Since 1974, employee benefits have fallen under the regulation of the U.S. Department of Labor (DOL) after the Employee Retirement Income Security Act (ERISA) became law. ERISA was created to set standards and monitor pension and health plans voluntarily set up by companies for their employees. In the 1960s, after several corporate bankruptcies left employees without their pensions, Congress enacted ERISA to contravene labor racketeering, theft and employer bankruptcy that harmed employees.

ERISA does not apply to some employee benefits offered by companies, such as workers’ compensation or medical stop-loss. However, ERISA applies to many of the most popularly offered benefits. The primary benefits that companies are interested in reinsuring through their captives have been group life insurance and long-term disability insurance. These are considered under ERISA to be prohibited transactions, so in order to set up the reinsurance of employee benefits through a captive, the parent company must seek a prohibited transaction exemption directly from the DOL.

Prohibited Transaction Exemptions and the DOL’s EXPRO

Companies became interested in adding employee benefits to their captives beginning in the late 1990s

and began working with the DOL to seek individual exemptions. One of the first major companies to get an individual exemption was Columbia Energy Group in the year 2000. In 2003, Archers Daniel Midland (ADM) received approval for a prohibited transaction exemption (PTE) for their captive Agrinational Insurance Company. This triggered the DOL’s EXPRO program for this type of transaction.

EXPRO is a program run by the DOL that expedites the approval process for PTEs. Individual exemptions can take upwards of six months or longer to get approval. Using EXPRO, companies can shorten the process to no longer than two and half months. In order to get PTE approval under EXPRO, a company must base their application on two substantially similar individual exemptions within a five year period or one substantially similar individual exemption within ten years and one substantially similar exemption authorized by EXPRO within the previous five years. Since 2003, most companies applying for PTEs have gone through EXPRO, but there are still some that seek individual exemptions.
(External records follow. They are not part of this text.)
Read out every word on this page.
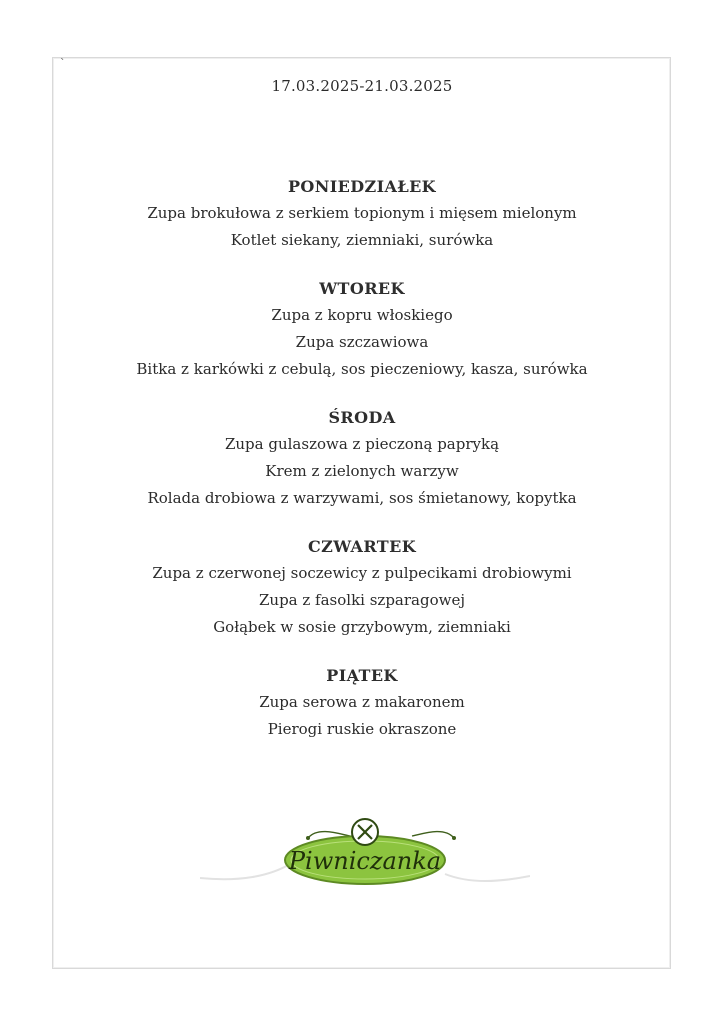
`
17.03.2025-21.03.2025
PONIEDZIAŁEK
Zupa brokułowa z serkiem topionym i mięsem mielonym
Kotlet siekany, ziemniaki, surówka
WTOREK
Zupa z kopru włoskiego
Zupa szczawiowa
Bitka z karkówki z cebulą, sos pieczeniowy, kasza, surówka
ŚRODA
Zupa gulaszowa z pieczoną papryką
Krem z zielonych warzyw
Rolada drobiowa z warzywami, sos śmietanowy, kopytka
CZWARTEK
Zupa z czerwonej soczewicy z pulpecikami drobiowymi
Zupa z fasolki szparagowej
Gołąbek w sosie grzybowym, ziemniaki
PIĄTEK
Zupa serowa z makaronem
Pierogi ruskie okraszone
Piwniczanka
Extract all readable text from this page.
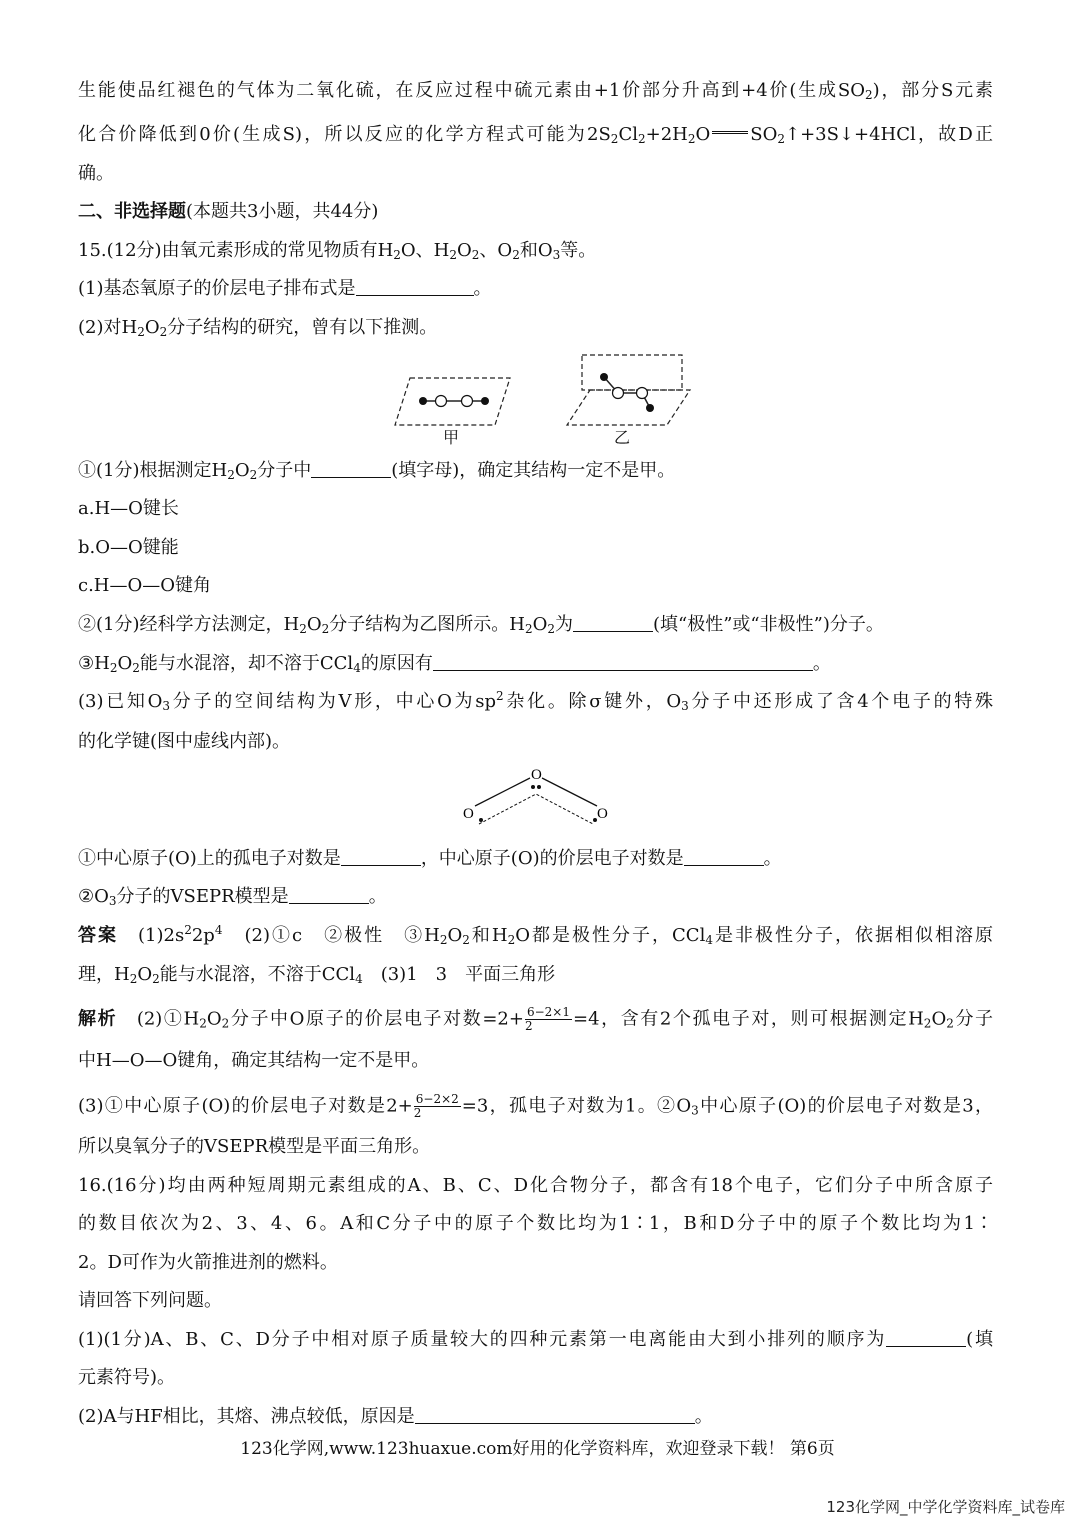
生能使品红褪色的气体为二氧化硫，在反应过程中硫元素由+1价部分升高到+4价(生成$SO_2$)，部分S元素
化合价降低到0价(生成S)，所以反应的化学方程式可能为$2S_2Cl_2+2H_2O$ $SO_2↑+3S↓+4HCl$，故D正
确。
二、非选择题(本题共3小题，共44分)
15.(12分)由氧元素形成的常见物质有$H_2O$、$H_2O_2$、$O_2$和$O_3$等。
(1)基态氧原子的价层电子排布式是	。
(2)对$H_2O_2$分子结构的研究，曾有以下推测。
甲	乙
①(1分)根据测定$H_2O_2$分子中	(填字母)，确定其结构一定不是甲。
a.H—O键长
b.O—O键能
c.H—O—O键角
②(1分)经科学方法测定，$H_2O_2$分子结构为乙图所示。$H_2O_2$为	(填“极性”或“非极性”)分子。
$③H_2O_2$能与水混溶，却不溶于CCl$_4$的原因有	。
(3)已知$O_3$分子的空间结构为V形，中心O为$sp^2$杂化。除σ键外，$O_3$分子中还形成了含4个电子的特殊
的化学键(图中虚线内部)。
O
O	O
①中心原子(O)上的孤电子对数是	，中心原子(O)的价层电子对数是	。
$②O_3$分子的VSEPR模型是	。
答案　 $(1)2s^22p^4$　 (2)①c　②极性　$③H_2O_2$和$H_2O$都是极性分子，CCl$_4$是非极性分子，依据相似相溶原
理，$H_2O_2$能与水混溶，不溶于CCl$_4$　 (3)1　3　平面三角形
解析　 $(2)①H_2O_2$分子中O原子的价层电子对数$=2+ \frac{6-2\times 1}{2} =4$，含有2个孤电子对，则可根据测定$H_2O_2$分子
中H—O—O键角，确定其结构一定不是甲。
(3)①中心原子(O)的价层电子对数是$2+ \frac{6-2\times 2}{2} =3$，孤电子对数为1。$②O_3$中心原子(O)的价层电子对数是3，
所以臭氧分子的VSEPR模型是平面三角形。
16.(16分)均由两种短周期元素组成的A、B、C、D化合物分子，都含有18个电子，它们分子中所含原子
的数目依次为2、3、4、6。A和C分子中的原子个数比均为1∶1，B和D分子中的原子个数比均为1∶
2。D可作为火箭推进剂的燃料。
请回答下列问题。
(1)(1分)A、B、C、D分子中相对原子质量较大的四种元素第一电离能由大到小排列的顺序为	(填
元素符号)。
(2)A与HF相比，其熔、沸点较低，原因是	。
123化学网,www.123huaxue.com好用的化学资料库，欢迎登录下载！ 第6页
123化学网_中学化学资料库_试卷库
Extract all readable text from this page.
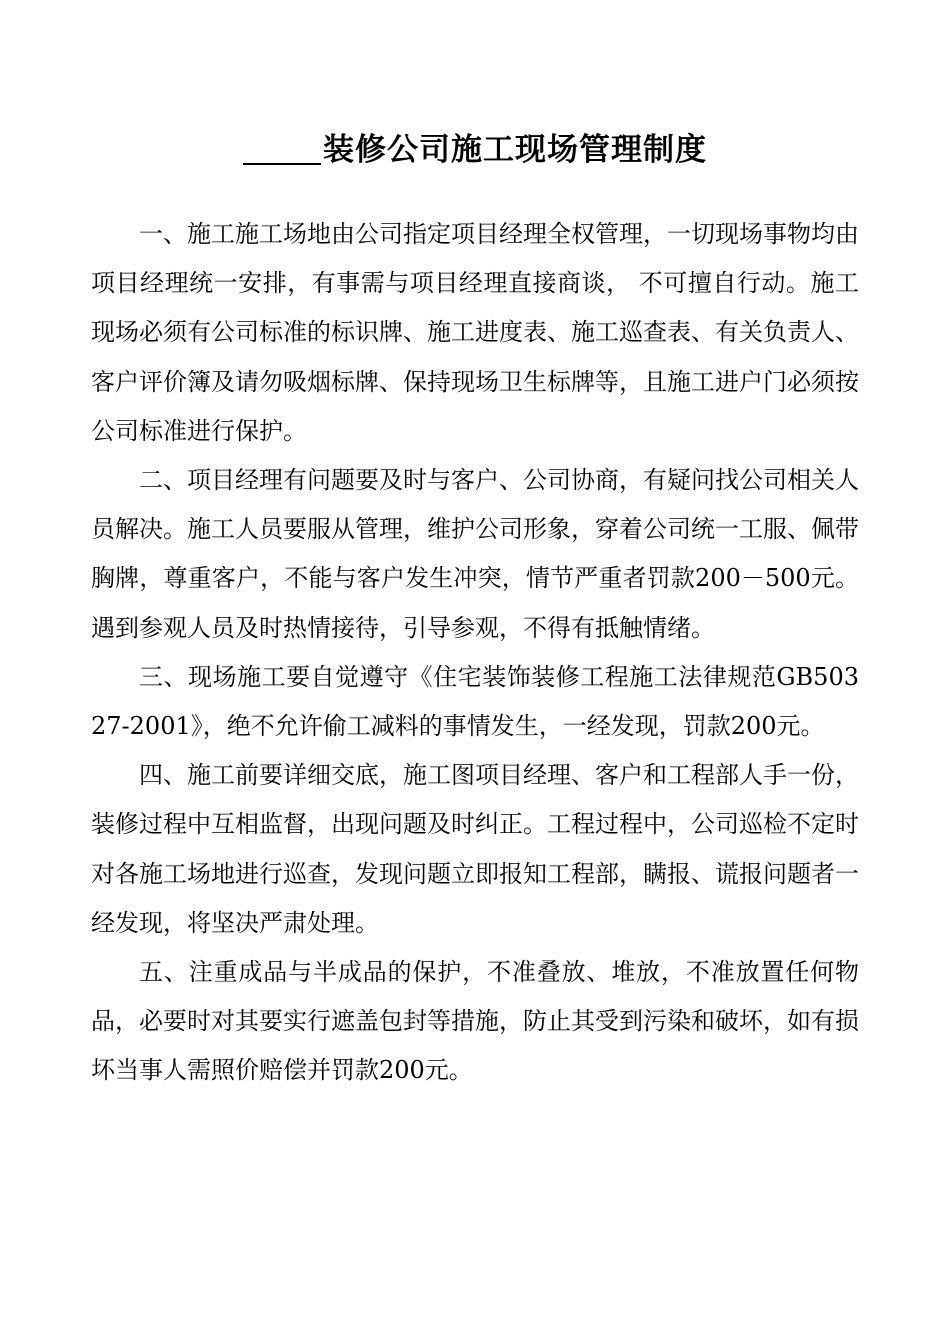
装修公司施工现场管理制度

一、施工施工场地由公司指定项目经理全权管理，一切现场事物均由项目经理统一安排，有事需与项目经理直接商谈， 不可擅自行动。施工现场必须有公司标准的标识牌、施工进度表、施工巡查表、有关负责人、客户评价簿及请勿吸烟标牌、保持现场卫生标牌等，且施工进户门必须按公司标准进行保护。

二、项目经理有问题要及时与客户、公司协商，有疑问找公司相关人员解决。施工人员要服从管理，维护公司形象，穿着公司统一工服、佩带胸牌，尊重客户，不能与客户发生冲突，情节严重者罚款200－500元。遇到参观人员及时热情接待，引导参观，不得有抵触情绪。

三、现场施工要自觉遵守《住宅装饰装修工程施工法律规范GB50327-2001》，绝不允许偷工减料的事情发生，一经发现，罚款200元。

四、施工前要详细交底，施工图项目经理、客户和工程部人手一份，装修过程中互相监督，出现问题及时纠正。工程过程中，公司巡检不定时对各施工场地进行巡查，发现问题立即报知工程部，瞒报、谎报问题者一经发现，将坚决严肃处理。

五、注重成品与半成品的保护，不准叠放、堆放，不准放置任何物品，必要时对其要实行遮盖包封等措施，防止其受到污染和破坏，如有损坏当事人需照价赔偿并罚款200元。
In late 2012, the DOL suspended the EXPRO program for captive reinsurers. According to Peter Bandarenko, head of New Market Development and senior consultant for Spring Consulting Group, LLC, “There was a normal sunset provision built into it. [At the time] there was an emphasis to reevaluate the requirements. The one area that gained scrutiny was benefit enhancements. They wanted to make sure that if a captive was adding employee benefits it was truly an enhancement to all employees.”

In 2014, the DOL reinstated EXPRO for captive insurers, based on exemptions approved for Coca-Cola and Intel. The DOL did not add any

new requirements to the approval process when it reinstated EXPRO for benefits captives, but, according to insiders, the department is looking for more clarity and details explaining how employees will be benefited by the reinsurance structure.

Who Reinsures Employee Benefi ts Through Captives?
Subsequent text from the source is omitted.